Four centuries of stagnation during Ottoman rule came to an end during World War I by the 1916 Arab Revolt, driven by long-term resentment towards the Ottoman authorities and growing Arab nationalism. The revolt was led by Sharif Hussein of Mecca, and his sons Abdullah, Faisal and Ali, members of the Hashemite family of the Hejaz, descendants of the Prophet Muhammad. Locally, the revolt garnered the support of the Transjordanian tribes, including Bedouins, Circassians and Christians.The Allies of World War I, including Britain and France, whose imperial interests converged with the Arabist cause, offered support. The revolt started on 5 June 1916 from Medina and pushed northwards until the fighting reached Transjordan in the Battle of Aqaba on 6 July 1917. The revolt reached its climax when Faisal entered Damascus in October 1918, and established an Arab-led military administration in OETA East, later declared as the Arab Kingdom of Syria, both of which Transjordan was part of. During this period, the southernmost region of the country, including Ma'an and Aqaba, was also claimed by the neighbouring Kingdom of Hejaz.

In September 1922, the Council of the League of Nations recognized Transjordan as a state under the terms of the Transjordan memorandum.Transjordan remained a British mandate until 1946, but it had been granted a greater level of autonomy than the region west of the Jordan River. Multiple difficulties emerged upon the assumption of power in the region by the Hashemite leadership. In Transjordan, small local rebellions at Kura in 1921 and 1923 were suppressed by the Emir's forces with the help of the British. Wahhabis from Najd regained strength and repeatedly raided the southern parts of his territory in (1922–1924), seriously threatening the Emir's position.The Emir was unable to repel those raids without the aid of the local Bedouin tribes and the British, who maintained a military base with a small RAF detachment close to Amman.

Post-independence

The Treaty of London, signed by the British Government and the Emir of Transjordan on 22 March 1946, recognised the independence of Transjordan upon ratification by both countries' parliaments. On 25 May 1946, the day that the treaty was ratified by the Transjordan parliament, Transjordan was raised to the status of a kingdom under the name of the Hashemite Kingdom of Transjordan, with Abdullah as its first king.The name was shortened to the Hashemite Kingdom of Jordan on 26 April 1949. 25 May is now celebrated as the nation's Independence Day, a public holiday.  Jordan became a member of the United Nations on 14 December 1955.

Jordan is a unitary state under a constitutional monarchy. Jordan's constitution, adopted in 1952 and amended a number of times since, is the legal framework that governs the monarch, government, bicameral legislature and judiciary. The king retains wide executive and legislative powers from the government and parliament.The king exercises his powers through the government that he appoints for a four-year term, which is responsible before the parliament that is made up of two chambers: the Senate and the House of Representatives. The judiciary is independent according to the constitution.

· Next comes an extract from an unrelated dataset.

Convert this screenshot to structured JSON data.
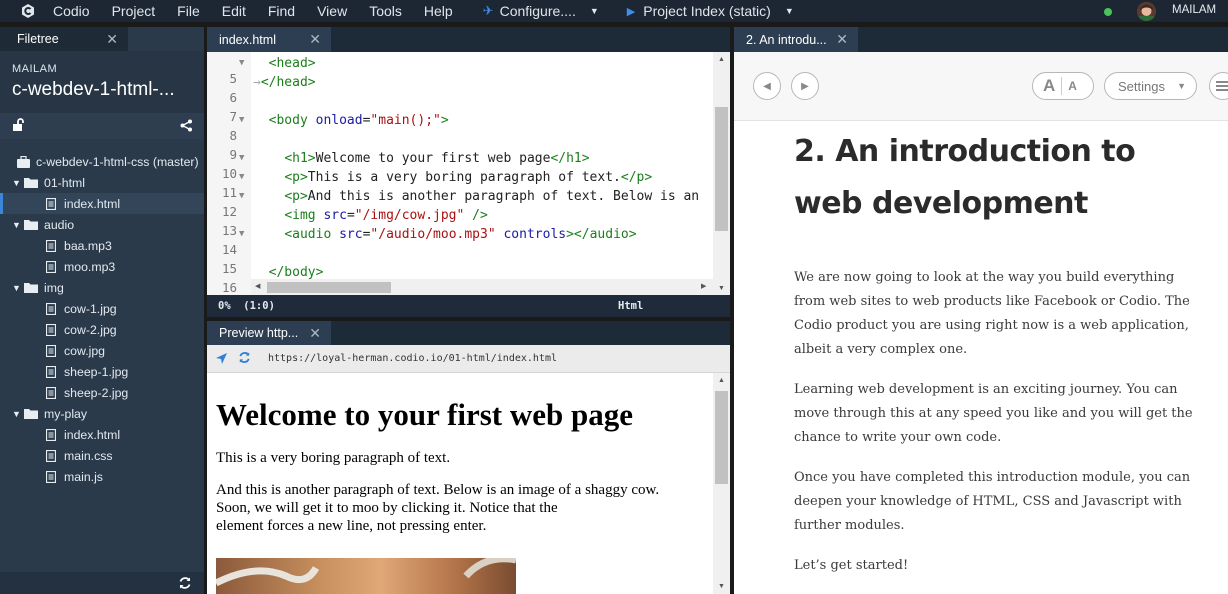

The king is the head of state and commander-in-chief of the army. He can declare war and peace, ratify laws and treaties, convene and close legislative sessions, call and postpone elections, dismiss the government and dissolve the parliament. The appointed government can also be dismissed through a majority vote of no confidence by the elected House of Representatives. After a bill is proposed by the government, it must be approved by the House of Representatives then the Senate, and becomes law after being ratified by the king. A royal veto on legislation can be overridden by a two-thirds vote in a joint session of both houses. The parliament also has the right of interpellation.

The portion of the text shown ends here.